The issue must be with/without the initial condition MOSART for these new compsets, otherwise we would have seen these differences in other tests. Something must be getting initialized differently on restart when the MOSART initial condition file isn't specified.
cc: @hydrotian
Moving this to draft until restart is fixed.
@hydrotian, please see above.
@jinyuntang I am sharing this message since @hydrotian has not yet replied.

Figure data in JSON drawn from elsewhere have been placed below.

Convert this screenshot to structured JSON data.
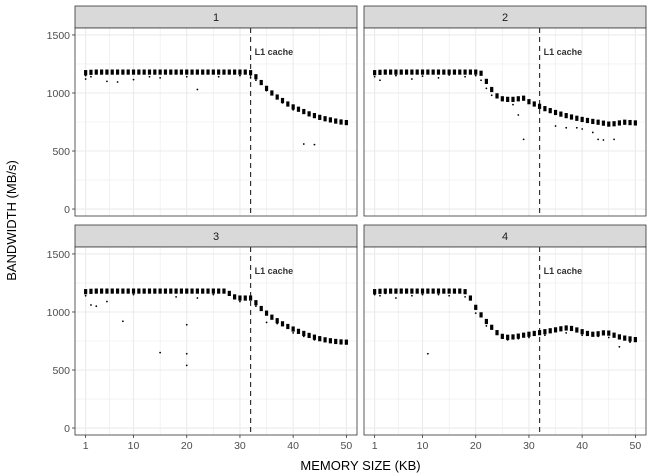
{
  "chart_data": {
    "type": "scatter",
    "xlabel": "MEMORY SIZE (KB)",
    "ylabel": "BANDWIDTH (MB/s)",
    "xlim": [
      -1,
      52
    ],
    "ylim": [
      -60,
      1560
    ],
    "x_ticks": [
      1,
      10,
      20,
      30,
      40,
      50
    ],
    "y_ticks": [
      0,
      500,
      1000,
      1500
    ],
    "grid": true,
    "colors": {
      "point": "#000000",
      "panel_bg": "#ffffff",
      "grid": "#ebebeb",
      "strip_bg": "#d9d9d9",
      "border": "#333333",
      "vline": "#333333"
    },
    "annotation": {
      "label": "L1 cache",
      "x": 32,
      "style": "dashed"
    },
    "panels": [
      {
        "strip": "1",
        "main_series": [
          [
            1,
            1175
          ],
          [
            2,
            1178
          ],
          [
            3,
            1180
          ],
          [
            4,
            1180
          ],
          [
            5,
            1180
          ],
          [
            6,
            1180
          ],
          [
            7,
            1180
          ],
          [
            8,
            1180
          ],
          [
            9,
            1180
          ],
          [
            10,
            1180
          ],
          [
            11,
            1180
          ],
          [
            12,
            1180
          ],
          [
            13,
            1180
          ],
          [
            14,
            1180
          ],
          [
            15,
            1180
          ],
          [
            16,
            1180
          ],
          [
            17,
            1180
          ],
          [
            18,
            1180
          ],
          [
            19,
            1180
          ],
          [
            20,
            1180
          ],
          [
            21,
            1180
          ],
          [
            22,
            1180
          ],
          [
            23,
            1180
          ],
          [
            24,
            1180
          ],
          [
            25,
            1180
          ],
          [
            26,
            1180
          ],
          [
            27,
            1180
          ],
          [
            28,
            1180
          ],
          [
            29,
            1180
          ],
          [
            30,
            1180
          ],
          [
            31,
            1180
          ],
          [
            32,
            1175
          ],
          [
            33,
            1140
          ],
          [
            34,
            1090
          ],
          [
            35,
            1040
          ],
          [
            36,
            1000
          ],
          [
            37,
            965
          ],
          [
            38,
            935
          ],
          [
            39,
            905
          ],
          [
            40,
            880
          ],
          [
            41,
            860
          ],
          [
            42,
            840
          ],
          [
            43,
            820
          ],
          [
            44,
            805
          ],
          [
            45,
            790
          ],
          [
            46,
            778
          ],
          [
            47,
            768
          ],
          [
            48,
            758
          ],
          [
            49,
            750
          ],
          [
            50,
            745
          ]
        ],
        "outliers": [
          [
            1,
            1150
          ],
          [
            1,
            1120
          ],
          [
            2,
            1140
          ],
          [
            5,
            1100
          ],
          [
            7,
            1095
          ],
          [
            10,
            1115
          ],
          [
            13,
            1140
          ],
          [
            15,
            1130
          ],
          [
            20,
            1140
          ],
          [
            22,
            1030
          ],
          [
            26,
            1140
          ],
          [
            30,
            1150
          ],
          [
            32,
            1130
          ],
          [
            33,
            1110
          ],
          [
            35,
            1020
          ],
          [
            38,
            915
          ],
          [
            40,
            855
          ],
          [
            42,
            560
          ],
          [
            44,
            555
          ]
        ]
      },
      {
        "strip": "2",
        "main_series": [
          [
            1,
            1175
          ],
          [
            2,
            1178
          ],
          [
            3,
            1180
          ],
          [
            4,
            1180
          ],
          [
            5,
            1180
          ],
          [
            6,
            1180
          ],
          [
            7,
            1180
          ],
          [
            8,
            1180
          ],
          [
            9,
            1180
          ],
          [
            10,
            1180
          ],
          [
            11,
            1180
          ],
          [
            12,
            1180
          ],
          [
            13,
            1180
          ],
          [
            14,
            1180
          ],
          [
            15,
            1180
          ],
          [
            16,
            1180
          ],
          [
            17,
            1180
          ],
          [
            18,
            1180
          ],
          [
            19,
            1180
          ],
          [
            20,
            1180
          ],
          [
            21,
            1170
          ],
          [
            22,
            1100
          ],
          [
            23,
            1030
          ],
          [
            24,
            975
          ],
          [
            25,
            950
          ],
          [
            26,
            945
          ],
          [
            27,
            945
          ],
          [
            28,
            950
          ],
          [
            29,
            955
          ],
          [
            30,
            925
          ],
          [
            31,
            905
          ],
          [
            32,
            885
          ],
          [
            33,
            865
          ],
          [
            34,
            848
          ],
          [
            35,
            832
          ],
          [
            36,
            818
          ],
          [
            37,
            805
          ],
          [
            38,
            793
          ],
          [
            39,
            782
          ],
          [
            40,
            772
          ],
          [
            41,
            763
          ],
          [
            42,
            755
          ],
          [
            43,
            748
          ],
          [
            44,
            740
          ],
          [
            45,
            732
          ],
          [
            46,
            735
          ],
          [
            47,
            742
          ],
          [
            48,
            748
          ],
          [
            49,
            745
          ],
          [
            50,
            742
          ]
        ],
        "outliers": [
          [
            1,
            1140
          ],
          [
            2,
            1110
          ],
          [
            5,
            1150
          ],
          [
            8,
            1120
          ],
          [
            10,
            1145
          ],
          [
            13,
            1130
          ],
          [
            15,
            1155
          ],
          [
            18,
            1140
          ],
          [
            20,
            1150
          ],
          [
            21,
            1110
          ],
          [
            22,
            1040
          ],
          [
            23,
            980
          ],
          [
            27,
            900
          ],
          [
            28,
            810
          ],
          [
            29,
            600
          ],
          [
            35,
            715
          ],
          [
            37,
            700
          ],
          [
            39,
            700
          ],
          [
            40,
            690
          ],
          [
            42,
            660
          ],
          [
            43,
            600
          ],
          [
            44,
            595
          ],
          [
            46,
            600
          ]
        ]
      },
      {
        "strip": "3",
        "main_series": [
          [
            1,
            1175
          ],
          [
            2,
            1178
          ],
          [
            3,
            1180
          ],
          [
            4,
            1180
          ],
          [
            5,
            1180
          ],
          [
            6,
            1180
          ],
          [
            7,
            1180
          ],
          [
            8,
            1180
          ],
          [
            9,
            1180
          ],
          [
            10,
            1180
          ],
          [
            11,
            1180
          ],
          [
            12,
            1180
          ],
          [
            13,
            1180
          ],
          [
            14,
            1180
          ],
          [
            15,
            1180
          ],
          [
            16,
            1180
          ],
          [
            17,
            1180
          ],
          [
            18,
            1180
          ],
          [
            19,
            1180
          ],
          [
            20,
            1180
          ],
          [
            21,
            1180
          ],
          [
            22,
            1180
          ],
          [
            23,
            1180
          ],
          [
            24,
            1180
          ],
          [
            25,
            1180
          ],
          [
            26,
            1180
          ],
          [
            27,
            1180
          ],
          [
            28,
            1160
          ],
          [
            29,
            1130
          ],
          [
            30,
            1120
          ],
          [
            31,
            1120
          ],
          [
            32,
            1120
          ],
          [
            33,
            1080
          ],
          [
            34,
            1030
          ],
          [
            35,
            990
          ],
          [
            36,
            955
          ],
          [
            37,
            925
          ],
          [
            38,
            898
          ],
          [
            39,
            875
          ],
          [
            40,
            853
          ],
          [
            41,
            833
          ],
          [
            42,
            815
          ],
          [
            43,
            798
          ],
          [
            44,
            783
          ],
          [
            45,
            770
          ],
          [
            46,
            760
          ],
          [
            47,
            752
          ],
          [
            48,
            746
          ],
          [
            49,
            742
          ],
          [
            50,
            740
          ]
        ],
        "outliers": [
          [
            1,
            1140
          ],
          [
            2,
            1060
          ],
          [
            3,
            1050
          ],
          [
            5,
            1090
          ],
          [
            8,
            920
          ],
          [
            10,
            1150
          ],
          [
            15,
            650
          ],
          [
            18,
            1130
          ],
          [
            20,
            890
          ],
          [
            20,
            640
          ],
          [
            20,
            540
          ],
          [
            22,
            1120
          ],
          [
            25,
            1150
          ],
          [
            30,
            1090
          ],
          [
            33,
            1050
          ],
          [
            35,
            910
          ],
          [
            37,
            900
          ],
          [
            40,
            820
          ],
          [
            42,
            790
          ],
          [
            44,
            760
          ]
        ]
      },
      {
        "strip": "4",
        "main_series": [
          [
            1,
            1175
          ],
          [
            2,
            1178
          ],
          [
            3,
            1180
          ],
          [
            4,
            1180
          ],
          [
            5,
            1180
          ],
          [
            6,
            1180
          ],
          [
            7,
            1180
          ],
          [
            8,
            1180
          ],
          [
            9,
            1180
          ],
          [
            10,
            1180
          ],
          [
            11,
            1180
          ],
          [
            12,
            1180
          ],
          [
            13,
            1180
          ],
          [
            14,
            1180
          ],
          [
            15,
            1180
          ],
          [
            16,
            1180
          ],
          [
            17,
            1180
          ],
          [
            18,
            1175
          ],
          [
            19,
            1120
          ],
          [
            20,
            1040
          ],
          [
            21,
            975
          ],
          [
            22,
            918
          ],
          [
            23,
            868
          ],
          [
            24,
            822
          ],
          [
            25,
            790
          ],
          [
            26,
            782
          ],
          [
            27,
            785
          ],
          [
            28,
            792
          ],
          [
            29,
            800
          ],
          [
            30,
            808
          ],
          [
            31,
            815
          ],
          [
            32,
            822
          ],
          [
            33,
            830
          ],
          [
            34,
            838
          ],
          [
            35,
            846
          ],
          [
            36,
            855
          ],
          [
            37,
            862
          ],
          [
            38,
            858
          ],
          [
            39,
            845
          ],
          [
            40,
            830
          ],
          [
            41,
            815
          ],
          [
            42,
            808
          ],
          [
            43,
            812
          ],
          [
            44,
            820
          ],
          [
            45,
            818
          ],
          [
            46,
            800
          ],
          [
            47,
            785
          ],
          [
            48,
            775
          ],
          [
            49,
            768
          ],
          [
            50,
            762
          ]
        ],
        "outliers": [
          [
            1,
            1150
          ],
          [
            2,
            1140
          ],
          [
            3,
            1160
          ],
          [
            5,
            1120
          ],
          [
            8,
            1140
          ],
          [
            10,
            1150
          ],
          [
            11,
            640
          ],
          [
            13,
            1150
          ],
          [
            15,
            1140
          ],
          [
            18,
            1130
          ],
          [
            20,
            990
          ],
          [
            22,
            880
          ],
          [
            26,
            760
          ],
          [
            28,
            770
          ],
          [
            30,
            780
          ],
          [
            33,
            800
          ],
          [
            37,
            820
          ],
          [
            40,
            800
          ],
          [
            43,
            790
          ],
          [
            45,
            780
          ],
          [
            47,
            700
          ],
          [
            49,
            740
          ]
        ]
      }
    ]
  }
}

On Tuesday, September 23rd, in the Land group meeting, @hydrotian mentioned that he does not check the GitHub notifications as they are sent to his personal email. He noted that he was going to update his email address for GitHub, but since he has not yet replied, I wonder if he is still not getting the notifications. Out of caution, I would suggest that @jinyuntang please send him an email reminder as well.
@evasinha I did send a copy through the email, in a thread @bishtgautam initiated after the land group meeting. So hopefully, @hydrotian is looking into this.
@jinyuntang and @evasinha Thanks for the reminder. I'm looking into this issue.
@jinyuntang Are all the tests successfully passed with MOSART restart file provided? If not, which test should I look into?
To respond to @peterdschwartz 's earlier comment about the MOSART restart file. The Trunoff%wt and Trunoff%wr terms are saved as RTM_WT_LIQ and RTM_WR_LIQ in the restart file. And from here the two terms is read into rtmCTL%wt and rtmCTL%wr, then pass to Trunoff from here.